Prisa, Spain’s second biggest media group, has launched a e2 billion ($2.87 billion) bid for a 50% stake in Sogecable, the dominant Spanish pay TV operator.
Thursday’s buyout play comes after Prisa bought up the 2.9% stake in Sogecable held by Eventos, a company owned by Spanish department store chain El Corte Ingles.
Under Spanish law Prisa is now obliged to offer to buy up the rest of the company, which owns satcaster Digital Plus and broadcaster Cuatro. Stock market trading in both company’s shares was suspended in Madrid.
Prisa’s share price offer is e27.98 ($40.16) — 5.6% more than Sogecable’s closing price on Wednesday.

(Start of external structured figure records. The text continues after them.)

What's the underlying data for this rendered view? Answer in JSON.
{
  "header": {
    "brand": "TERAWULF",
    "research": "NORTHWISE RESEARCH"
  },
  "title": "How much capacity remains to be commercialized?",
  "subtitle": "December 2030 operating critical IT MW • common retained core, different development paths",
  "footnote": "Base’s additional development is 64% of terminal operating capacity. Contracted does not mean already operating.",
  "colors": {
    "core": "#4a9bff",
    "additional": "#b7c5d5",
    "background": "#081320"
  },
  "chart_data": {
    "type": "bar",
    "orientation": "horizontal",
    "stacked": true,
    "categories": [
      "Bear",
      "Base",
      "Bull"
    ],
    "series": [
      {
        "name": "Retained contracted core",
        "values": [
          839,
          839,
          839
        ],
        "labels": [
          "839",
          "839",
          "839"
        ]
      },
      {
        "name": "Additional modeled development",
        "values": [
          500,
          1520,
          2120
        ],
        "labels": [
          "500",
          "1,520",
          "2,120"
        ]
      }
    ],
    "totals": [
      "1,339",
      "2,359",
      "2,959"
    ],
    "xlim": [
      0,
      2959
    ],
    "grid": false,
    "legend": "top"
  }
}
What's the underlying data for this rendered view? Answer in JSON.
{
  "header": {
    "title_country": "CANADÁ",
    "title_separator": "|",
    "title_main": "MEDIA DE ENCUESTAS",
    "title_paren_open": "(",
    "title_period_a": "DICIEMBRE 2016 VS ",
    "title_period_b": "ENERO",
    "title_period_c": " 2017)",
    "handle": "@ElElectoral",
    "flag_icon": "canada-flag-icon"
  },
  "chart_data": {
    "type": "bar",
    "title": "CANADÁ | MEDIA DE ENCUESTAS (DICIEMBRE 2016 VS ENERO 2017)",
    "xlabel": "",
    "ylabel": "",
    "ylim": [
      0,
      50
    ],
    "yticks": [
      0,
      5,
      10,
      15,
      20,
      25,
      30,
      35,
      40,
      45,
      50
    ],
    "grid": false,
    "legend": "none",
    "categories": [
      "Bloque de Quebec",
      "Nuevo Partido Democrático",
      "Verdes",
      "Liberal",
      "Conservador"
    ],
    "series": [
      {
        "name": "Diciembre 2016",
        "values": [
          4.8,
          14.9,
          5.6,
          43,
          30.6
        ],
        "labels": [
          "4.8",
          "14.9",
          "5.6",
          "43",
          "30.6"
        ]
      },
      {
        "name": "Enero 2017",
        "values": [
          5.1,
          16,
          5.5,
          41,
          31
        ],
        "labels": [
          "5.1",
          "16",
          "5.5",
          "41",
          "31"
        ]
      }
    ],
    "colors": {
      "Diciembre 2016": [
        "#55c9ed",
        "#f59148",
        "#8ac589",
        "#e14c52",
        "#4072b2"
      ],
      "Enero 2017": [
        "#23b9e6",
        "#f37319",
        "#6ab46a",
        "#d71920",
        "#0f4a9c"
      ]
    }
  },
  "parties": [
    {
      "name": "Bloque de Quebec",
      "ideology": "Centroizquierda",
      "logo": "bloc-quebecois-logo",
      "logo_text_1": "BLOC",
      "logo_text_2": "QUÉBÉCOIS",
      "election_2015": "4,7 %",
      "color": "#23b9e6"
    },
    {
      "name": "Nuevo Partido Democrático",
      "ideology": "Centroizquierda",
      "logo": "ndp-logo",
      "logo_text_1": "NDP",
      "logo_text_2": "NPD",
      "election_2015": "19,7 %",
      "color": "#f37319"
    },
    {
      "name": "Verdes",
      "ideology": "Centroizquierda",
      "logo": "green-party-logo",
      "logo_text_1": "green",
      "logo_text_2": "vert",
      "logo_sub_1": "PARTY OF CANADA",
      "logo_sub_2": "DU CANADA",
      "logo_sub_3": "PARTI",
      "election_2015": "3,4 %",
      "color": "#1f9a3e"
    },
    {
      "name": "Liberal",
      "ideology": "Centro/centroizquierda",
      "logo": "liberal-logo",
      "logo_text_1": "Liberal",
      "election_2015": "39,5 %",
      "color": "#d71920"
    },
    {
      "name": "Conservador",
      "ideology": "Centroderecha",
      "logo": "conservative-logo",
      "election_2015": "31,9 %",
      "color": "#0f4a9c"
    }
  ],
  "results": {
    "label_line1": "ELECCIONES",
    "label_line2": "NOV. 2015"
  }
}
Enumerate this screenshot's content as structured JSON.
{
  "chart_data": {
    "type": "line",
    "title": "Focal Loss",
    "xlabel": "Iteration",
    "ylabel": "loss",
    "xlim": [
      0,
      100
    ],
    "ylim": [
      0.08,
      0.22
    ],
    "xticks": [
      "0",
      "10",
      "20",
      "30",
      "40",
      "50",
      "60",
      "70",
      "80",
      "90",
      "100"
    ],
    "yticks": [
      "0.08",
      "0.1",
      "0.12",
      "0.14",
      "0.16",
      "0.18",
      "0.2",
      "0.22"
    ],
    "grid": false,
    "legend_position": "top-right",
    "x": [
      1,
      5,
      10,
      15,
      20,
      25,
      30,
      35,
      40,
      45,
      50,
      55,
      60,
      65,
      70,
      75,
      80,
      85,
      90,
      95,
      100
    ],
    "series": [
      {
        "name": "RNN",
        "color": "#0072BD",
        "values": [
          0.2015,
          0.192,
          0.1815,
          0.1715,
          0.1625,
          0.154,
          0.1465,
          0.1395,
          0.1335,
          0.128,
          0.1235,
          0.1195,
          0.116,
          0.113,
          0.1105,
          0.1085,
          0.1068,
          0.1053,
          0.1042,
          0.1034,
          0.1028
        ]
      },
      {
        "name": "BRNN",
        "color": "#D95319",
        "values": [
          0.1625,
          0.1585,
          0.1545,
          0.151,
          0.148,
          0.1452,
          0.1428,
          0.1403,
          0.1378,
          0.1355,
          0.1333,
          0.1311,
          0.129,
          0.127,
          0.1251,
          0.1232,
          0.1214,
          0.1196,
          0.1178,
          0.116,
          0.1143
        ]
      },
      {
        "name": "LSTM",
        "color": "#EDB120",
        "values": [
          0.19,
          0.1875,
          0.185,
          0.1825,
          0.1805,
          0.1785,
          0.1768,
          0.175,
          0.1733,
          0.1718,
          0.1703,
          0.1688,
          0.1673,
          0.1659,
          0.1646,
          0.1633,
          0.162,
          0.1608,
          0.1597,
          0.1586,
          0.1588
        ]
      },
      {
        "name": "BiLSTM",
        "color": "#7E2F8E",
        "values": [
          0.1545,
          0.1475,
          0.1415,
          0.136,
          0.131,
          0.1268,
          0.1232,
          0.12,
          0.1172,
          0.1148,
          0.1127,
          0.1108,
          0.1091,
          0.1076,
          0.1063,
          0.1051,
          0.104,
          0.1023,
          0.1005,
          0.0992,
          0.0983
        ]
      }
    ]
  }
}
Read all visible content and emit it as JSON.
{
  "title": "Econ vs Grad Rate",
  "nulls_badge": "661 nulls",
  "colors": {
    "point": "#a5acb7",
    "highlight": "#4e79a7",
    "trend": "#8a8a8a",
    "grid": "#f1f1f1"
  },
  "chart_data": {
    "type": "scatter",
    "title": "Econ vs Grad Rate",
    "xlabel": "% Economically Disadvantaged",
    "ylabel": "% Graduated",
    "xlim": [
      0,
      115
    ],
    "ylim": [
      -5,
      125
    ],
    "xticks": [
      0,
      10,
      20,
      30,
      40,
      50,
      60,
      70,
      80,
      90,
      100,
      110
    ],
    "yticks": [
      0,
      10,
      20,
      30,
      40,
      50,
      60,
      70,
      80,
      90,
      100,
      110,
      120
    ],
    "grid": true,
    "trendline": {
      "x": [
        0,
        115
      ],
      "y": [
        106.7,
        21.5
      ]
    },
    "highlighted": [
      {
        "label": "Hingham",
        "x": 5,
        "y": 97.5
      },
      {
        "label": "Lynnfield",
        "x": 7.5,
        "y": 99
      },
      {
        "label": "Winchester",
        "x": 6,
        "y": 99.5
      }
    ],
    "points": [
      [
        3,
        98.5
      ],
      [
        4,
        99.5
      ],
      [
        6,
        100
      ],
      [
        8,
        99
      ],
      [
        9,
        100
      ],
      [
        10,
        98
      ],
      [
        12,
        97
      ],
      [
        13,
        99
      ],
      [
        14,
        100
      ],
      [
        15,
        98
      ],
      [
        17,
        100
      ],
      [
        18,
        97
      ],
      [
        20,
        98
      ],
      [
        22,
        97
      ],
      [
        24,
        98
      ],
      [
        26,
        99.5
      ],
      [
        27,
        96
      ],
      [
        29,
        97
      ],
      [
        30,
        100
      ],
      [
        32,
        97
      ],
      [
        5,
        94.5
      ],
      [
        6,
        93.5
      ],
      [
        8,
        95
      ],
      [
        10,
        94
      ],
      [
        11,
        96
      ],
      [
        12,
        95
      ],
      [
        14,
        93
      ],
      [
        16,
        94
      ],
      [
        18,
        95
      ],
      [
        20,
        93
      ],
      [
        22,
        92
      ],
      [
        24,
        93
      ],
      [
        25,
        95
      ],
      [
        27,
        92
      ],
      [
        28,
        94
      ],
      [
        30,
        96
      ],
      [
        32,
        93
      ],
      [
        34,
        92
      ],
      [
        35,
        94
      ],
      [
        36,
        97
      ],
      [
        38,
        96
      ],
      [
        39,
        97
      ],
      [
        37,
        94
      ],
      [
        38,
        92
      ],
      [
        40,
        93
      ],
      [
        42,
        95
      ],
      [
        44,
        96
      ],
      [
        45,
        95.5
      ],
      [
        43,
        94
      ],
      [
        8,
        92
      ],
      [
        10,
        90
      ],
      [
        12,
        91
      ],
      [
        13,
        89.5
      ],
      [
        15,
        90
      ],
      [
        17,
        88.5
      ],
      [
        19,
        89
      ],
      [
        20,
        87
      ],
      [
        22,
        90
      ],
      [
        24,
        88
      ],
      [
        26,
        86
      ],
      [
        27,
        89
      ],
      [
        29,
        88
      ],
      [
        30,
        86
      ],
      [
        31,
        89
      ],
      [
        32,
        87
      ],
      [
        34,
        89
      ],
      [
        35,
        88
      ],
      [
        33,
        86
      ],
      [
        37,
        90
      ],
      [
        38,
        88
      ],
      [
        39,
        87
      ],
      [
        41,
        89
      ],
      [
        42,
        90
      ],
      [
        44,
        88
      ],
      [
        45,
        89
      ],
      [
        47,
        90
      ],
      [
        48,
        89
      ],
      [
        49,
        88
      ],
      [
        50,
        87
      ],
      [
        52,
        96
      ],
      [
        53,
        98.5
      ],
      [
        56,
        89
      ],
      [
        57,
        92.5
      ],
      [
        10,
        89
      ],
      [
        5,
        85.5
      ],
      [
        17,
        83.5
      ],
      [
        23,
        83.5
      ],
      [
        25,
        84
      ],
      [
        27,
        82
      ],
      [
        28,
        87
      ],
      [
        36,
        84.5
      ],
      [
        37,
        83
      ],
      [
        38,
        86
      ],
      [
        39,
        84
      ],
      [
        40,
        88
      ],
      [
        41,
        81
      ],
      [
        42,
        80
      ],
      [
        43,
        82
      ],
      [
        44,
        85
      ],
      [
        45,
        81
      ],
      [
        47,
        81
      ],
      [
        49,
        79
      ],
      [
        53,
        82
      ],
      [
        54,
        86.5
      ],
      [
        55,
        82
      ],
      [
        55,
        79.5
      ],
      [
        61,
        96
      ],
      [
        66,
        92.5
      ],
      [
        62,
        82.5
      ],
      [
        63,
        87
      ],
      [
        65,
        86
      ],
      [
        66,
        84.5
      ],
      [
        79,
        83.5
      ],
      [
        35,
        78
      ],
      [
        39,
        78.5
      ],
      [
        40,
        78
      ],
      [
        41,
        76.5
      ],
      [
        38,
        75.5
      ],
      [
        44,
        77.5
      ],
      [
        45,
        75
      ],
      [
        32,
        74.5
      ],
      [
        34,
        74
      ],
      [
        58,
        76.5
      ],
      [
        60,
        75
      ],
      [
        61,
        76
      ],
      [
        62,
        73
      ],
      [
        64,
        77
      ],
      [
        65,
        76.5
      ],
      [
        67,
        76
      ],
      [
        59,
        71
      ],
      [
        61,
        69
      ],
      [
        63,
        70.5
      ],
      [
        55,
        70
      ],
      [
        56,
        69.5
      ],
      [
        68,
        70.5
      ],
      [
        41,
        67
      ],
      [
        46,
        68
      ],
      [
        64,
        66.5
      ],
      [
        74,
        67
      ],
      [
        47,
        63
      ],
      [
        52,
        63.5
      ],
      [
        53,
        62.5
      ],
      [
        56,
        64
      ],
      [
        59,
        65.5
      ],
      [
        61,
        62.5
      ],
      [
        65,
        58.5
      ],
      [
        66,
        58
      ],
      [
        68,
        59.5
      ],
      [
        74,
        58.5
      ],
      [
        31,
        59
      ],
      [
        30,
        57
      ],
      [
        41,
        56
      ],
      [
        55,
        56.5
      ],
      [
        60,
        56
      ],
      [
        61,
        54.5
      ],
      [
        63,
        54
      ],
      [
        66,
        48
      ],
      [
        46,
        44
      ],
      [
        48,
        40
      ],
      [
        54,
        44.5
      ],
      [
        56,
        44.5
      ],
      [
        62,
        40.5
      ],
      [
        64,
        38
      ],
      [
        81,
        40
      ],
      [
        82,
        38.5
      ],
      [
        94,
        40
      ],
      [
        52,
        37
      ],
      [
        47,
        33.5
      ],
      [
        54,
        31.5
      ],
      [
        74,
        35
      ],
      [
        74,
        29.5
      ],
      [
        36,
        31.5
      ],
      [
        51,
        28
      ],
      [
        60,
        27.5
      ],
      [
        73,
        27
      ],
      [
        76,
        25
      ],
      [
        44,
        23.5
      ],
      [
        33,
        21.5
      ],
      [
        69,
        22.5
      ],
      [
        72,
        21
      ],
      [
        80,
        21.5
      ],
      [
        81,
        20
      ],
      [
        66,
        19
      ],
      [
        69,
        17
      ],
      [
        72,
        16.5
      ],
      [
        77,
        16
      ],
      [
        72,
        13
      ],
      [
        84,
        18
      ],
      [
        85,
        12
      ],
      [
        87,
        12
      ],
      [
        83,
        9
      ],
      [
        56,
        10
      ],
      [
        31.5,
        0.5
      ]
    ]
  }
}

Prisa CEO Juan Luis Cebrian wants to gain full control of Sogecable to expand in TV services. But many sources believe he will spin off Digital Plus to concentrate on terrestrial TV assets — including the hugely profitable Cuatro.
Prisa will “clarify” its strategy for audiovisual services with the bid, and once that’s done, it will decide what to do with the group’s assets, Cebrian told analysts Thursday on a conference call. “Nothing will be done before then,” he said.
Prisa’s bid faces various roadbumps, however.
It would probably be deficit-financed, pushing Prisa debt to $6.46 billion — heavy leveraging for a company that saw profits of just $209.7 million in the first nine months of the year.
Analysts are divided as to whether Sogecable shareholders, led by Spanish telco giant Telefonica with 17%, will want to sell.